Emissiehandel door wet onnodig duur

Financieel Dagblad, 18 september 2003:

De invoering van een Europees systeem van emissiehandel dient per 1 januari 2005 te zijn voltooid. Het ziet ernaar uit dat Nederland de ambitieuze doelstellingen van de richtlijn niet zal halen; het Nederlandse bedrijfsleven en het milieu zijn in dat geval de dupe. Ervaringen uit het verleden bieden hier wel een garantie voor de toekomst.
Verschillende staten, waaronder de lidstaten van de Europese Unie, hebben zichzelf de verplichting opgelegd om de uitstoot van broeikasgassen te verminderen om zodoende de opwarming van de aarde tegen te gaan. Volgens het Kyoto-protocol uit 1997 moet de Europese Unie de uitstoot van koolstofdioxine (CO2) in 2012 met 8 procent hebben verminderd ten opzichte van het ijkjaar 1990. De verplichtingen van de lidstaten zijn nader omschreven in de Europese richtlijn emissiehandel en moeten voor een groot deel door het bedrijfsleven worden gerealiseerd. Er zullen steeds strengere eisen worden gesteld aan de hoeveelheid CO2 die een bedrijf mag uitstoten. Wie meer uitstoot wordt beboet. Indien men minder uitstoot dan de vergunning mogelijk maakt, heeft de mogelijkheid deze rechten te verkopen aan andere bedrijven.
Vanaf 1 januari 2005 zullen ongeveer 250 bedrijven in Nederland (olieraffinaderijen, energiecentrales, hoogovens, staal-, papier-, cement-, en glasindustrie) in het bezit dienen te zijn van geldige CO2-emissierechten..
Voor het verdelen en verhandelen van de emissierechten zullen diverse (juridische) obstakels genomen moeten worden. De nog resterende termijn om te komen tot een wet en de uitvoering daarvan bedraagt 16 maanden.
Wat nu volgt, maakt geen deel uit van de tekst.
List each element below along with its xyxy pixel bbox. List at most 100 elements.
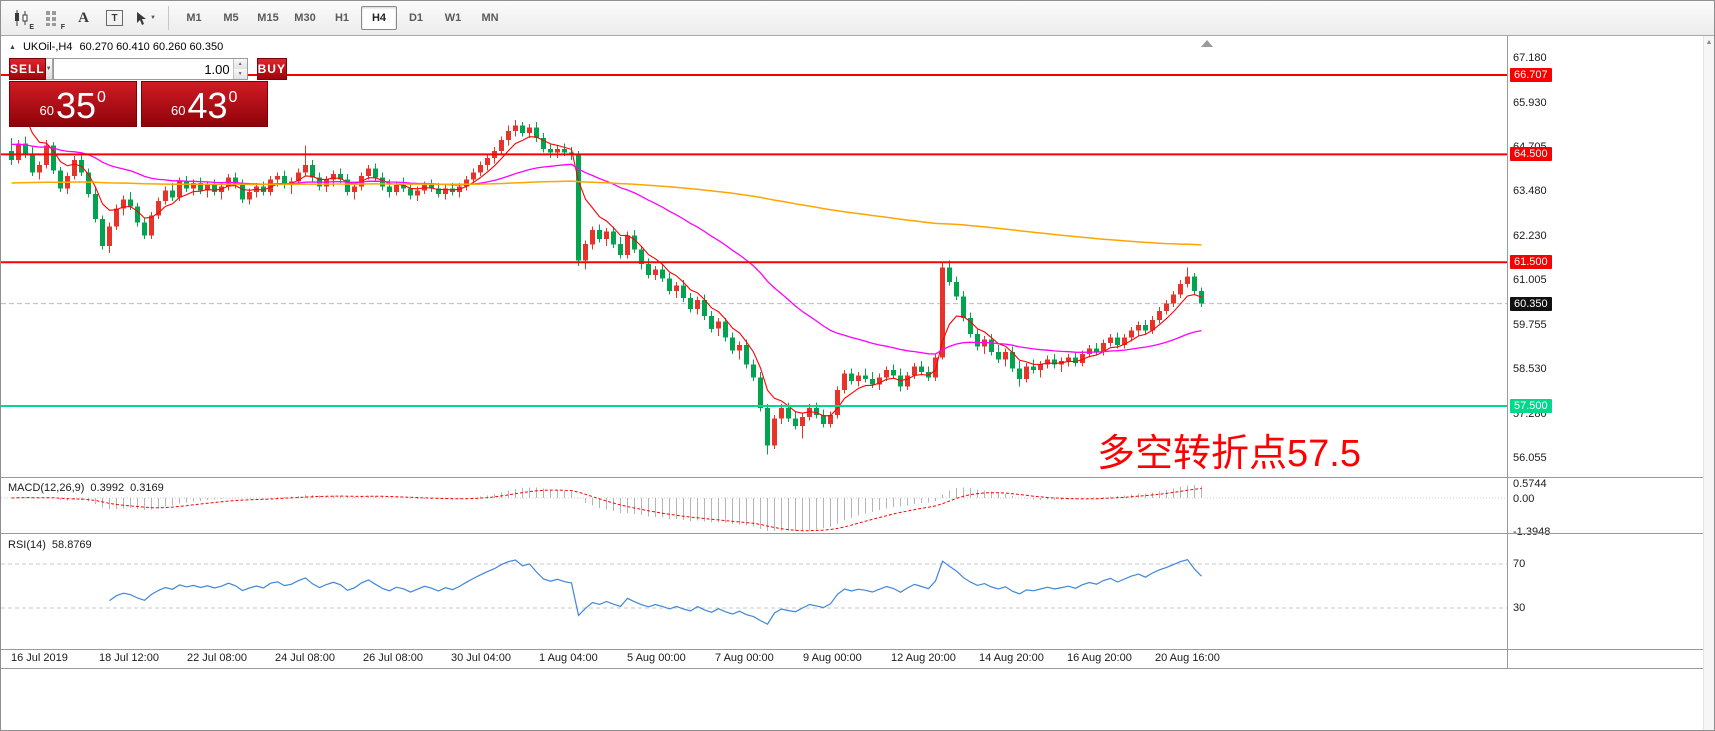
time-axis-label: 1 Aug 04:00 [539, 652, 598, 664]
time-axis-label: 5 Aug 00:00 [627, 652, 686, 664]
symbol-marker-icon: ▲ [9, 43, 16, 51]
current-price-badge: 60.350 [1510, 296, 1552, 311]
macd-signal-line [11, 488, 1202, 532]
panel-separator [1, 649, 1714, 650]
macd-histogram [17, 485, 1203, 531]
volume-decrease-button[interactable]: ▼ [233, 69, 247, 79]
grid-icon[interactable]: F [37, 4, 68, 33]
price-axis-label: 61.005 [1513, 274, 1547, 287]
level-price-badge: 66.707 [1510, 68, 1552, 82]
price-axis-label: 62.230 [1513, 229, 1547, 242]
timeframe-button-mn[interactable]: MN [481, 12, 499, 24]
rsi-value: 58.8769 [51, 539, 92, 551]
buy-price-prefix: 60 [171, 103, 186, 118]
rsi-line [109, 559, 1202, 625]
sell-price-display[interactable]: 60 35 0 [9, 81, 137, 127]
macd-axis-label: 0.5744 [1513, 478, 1547, 490]
symbol-ohlc-values: 60.270 60.410 60.260 60.350 [79, 41, 224, 53]
letter-f-badge: F [60, 23, 65, 31]
time-axis-label: 18 Jul 12:00 [99, 652, 159, 664]
time-axis-label: 26 Jul 08:00 [363, 652, 423, 664]
text-label-icon[interactable]: T [99, 4, 130, 33]
volume-spinner: ▲ ▼ [232, 59, 247, 79]
time-axis-label: 22 Jul 08:00 [187, 652, 247, 664]
time-axis-label: 7 Aug 00:00 [715, 652, 774, 664]
timeframe-group: M1 M5 M15 M30 H1 H4 D1 W1 MN [176, 6, 508, 30]
moving-average-fast [10, 86, 1202, 417]
vertical-scrollbar[interactable]: ▲ [1703, 36, 1714, 730]
window-bottom-border [1, 668, 1714, 669]
toolbar: E F A T ▼ M1 M5 M15 M30 H1 H4 D1 W1 MN [1, 1, 1714, 36]
price-axis-label: 65.930 [1513, 96, 1547, 109]
macd-axis-label: -1.3948 [1513, 526, 1551, 538]
symbol-name: UKOil-,H4 [22, 41, 73, 53]
font-icon[interactable]: A [78, 9, 89, 26]
rsi-axis-label: 30 [1513, 602, 1526, 614]
timeframe-button-d1[interactable]: D1 [408, 12, 424, 24]
time-axis-label: 16 Jul 2019 [11, 652, 68, 664]
macd-name: MACD(12,26,9) [8, 482, 85, 494]
level-price-badge: 61.500 [1510, 255, 1552, 270]
time-axis-label: 30 Jul 04:00 [451, 652, 511, 664]
price-axis-label: 59.755 [1513, 318, 1547, 331]
sell-price-prefix: 60 [39, 103, 54, 118]
scroll-up-icon[interactable]: ▲ [1705, 39, 1713, 46]
sell-price-sup: 0 [97, 89, 106, 106]
buy-price-sup: 0 [228, 89, 238, 106]
chevron-down-icon: ▼ [150, 15, 156, 21]
timeframe-button-w1[interactable]: W1 [444, 12, 462, 24]
time-axis-label: 12 Aug 20:00 [891, 652, 956, 664]
time-axis-label: 20 Aug 16:00 [1155, 652, 1220, 664]
timeframe-button-m5[interactable]: M5 [223, 12, 239, 24]
level-price-badge: 57.500 [1510, 399, 1552, 414]
time-axis-label: 14 Aug 20:00 [979, 652, 1044, 664]
rsi-axis-label: 70 [1513, 558, 1526, 570]
time-axis-label: 16 Aug 20:00 [1067, 652, 1132, 664]
timeframe-button-m15[interactable]: M15 [257, 12, 279, 24]
price-chart[interactable] [1, 37, 1507, 478]
candlestick-chart-icon[interactable]: E [6, 4, 37, 33]
rsi-panel[interactable] [1, 534, 1507, 649]
toolbar-separator [168, 6, 169, 30]
time-axis[interactable]: 16 Jul 2019 18 Jul 12:00 22 Jul 08:00 24 Ju… [1, 650, 1507, 667]
volume-preset-dropdown[interactable]: ▼ [45, 58, 53, 80]
price-axis-label: 63.480 [1513, 185, 1547, 198]
timeframe-button-h4[interactable]: H4 [361, 6, 397, 30]
chart-text-annotation: 多空转折点57.5 [1097, 433, 1361, 475]
panel-separator[interactable] [1, 477, 1714, 478]
price-axis[interactable]: 67.18065.93064.70563.48062.23061.00559.7… [1507, 36, 1714, 668]
level-price-badge: 64.500 [1510, 147, 1552, 162]
macd-axis-label: 0.00 [1513, 493, 1535, 505]
candles [9, 120, 1204, 455]
buy-price-display[interactable]: 60 43 0 [140, 81, 268, 127]
moving-average-slow [11, 180, 1202, 246]
macd-value-main: 0.3992 [90, 482, 125, 494]
timeframe-button-m30[interactable]: M30 [294, 12, 316, 24]
panel-separator[interactable] [1, 533, 1714, 534]
macd-panel[interactable] [1, 478, 1507, 533]
rsi-indicator-label: RSI(14) 58.8769 [8, 539, 98, 551]
volume-input[interactable] [53, 59, 233, 79]
moving-average-medium [11, 143, 1202, 355]
buy-price-main: 43 [187, 85, 228, 126]
volume-field: ▲ ▼ [52, 58, 248, 80]
sell-button[interactable]: SELL [9, 58, 46, 80]
time-axis-label: 9 Aug 00:00 [803, 652, 862, 664]
price-axis-label: 67.180 [1513, 51, 1547, 64]
cursor-tool-icon[interactable]: ▼ [130, 4, 161, 33]
rsi-name: RSI(14) [8, 539, 46, 551]
timeframe-button-h1[interactable]: H1 [334, 12, 350, 24]
volume-increase-button[interactable]: ▲ [233, 59, 247, 69]
price-axis-label: 58.530 [1513, 363, 1547, 375]
timeframe-button-m1[interactable]: M1 [186, 12, 202, 24]
price-axis-label: 56.055 [1513, 451, 1547, 464]
buy-button[interactable]: BUY [256, 58, 287, 80]
time-axis-label: 24 Jul 08:00 [275, 652, 335, 664]
chart-shift-marker-icon [1201, 40, 1213, 47]
macd-indicator-label: MACD(12,26,9) 0.3992 0.3169 [8, 482, 170, 494]
one-click-trading-panel: SELL ▼ ▲ ▼ BUY 60 35 0 60 43 0 [9, 58, 287, 127]
letter-e-badge: E [29, 23, 34, 31]
sell-price-main: 35 [56, 85, 97, 126]
macd-value-signal: 0.3169 [130, 482, 164, 494]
Die termijn is te kort.
De stappen die nog genomen moeten worden zijn, bijvoorbeeld: (i) het oprichten van de Emissieautoriteit, (ii) het verdelen van de emissierechten, en (iii) het behandelen van de bezwaar- en beroepsprocedures van bedrijven die het niet eens zijn met de hoeveelheid toebedeelde emissierechten.
De vergelijking met de oprichting van toezichthoudende organen, zoals de mededingingsautoriteit (NMa), de OPTA en de AFM leert dat het enige tijd duurt voordat deze volledig operationeel zijn. Het nadeel voor de Emissieautoriteit is dat haar deze tijd niet gegund zal zijn. Direct bij oprichting zal een van de belangrijkste taken, het verdelen van de emissierechten, uitgevoerd moeten worden.
Voordat de emissierechten kunnen worden verdeeld zullen de lidstaten voor 31 maart 2004 een Nationaal Allocatie Plan (NAP) moeten opstellen, waarin het totale aantal emissierechten staat beschreven. De verdeling van emissierechten is te vergelijken met het veilen van radiofrequenties of UMTS-vergunningen. De rechten kunnen slechts éénmaal worden toegekend. Een hoeveelheid emissierechten die aan het ene bedrijf wordt gegund, kan niet worden geclaimd door een ander. Het complexe karakter van deze verdeling wordt nog duidelijker als men bedenkt dat ook nog nieuwe bedrijven daarover de beschikking moeten kunnen krijgen.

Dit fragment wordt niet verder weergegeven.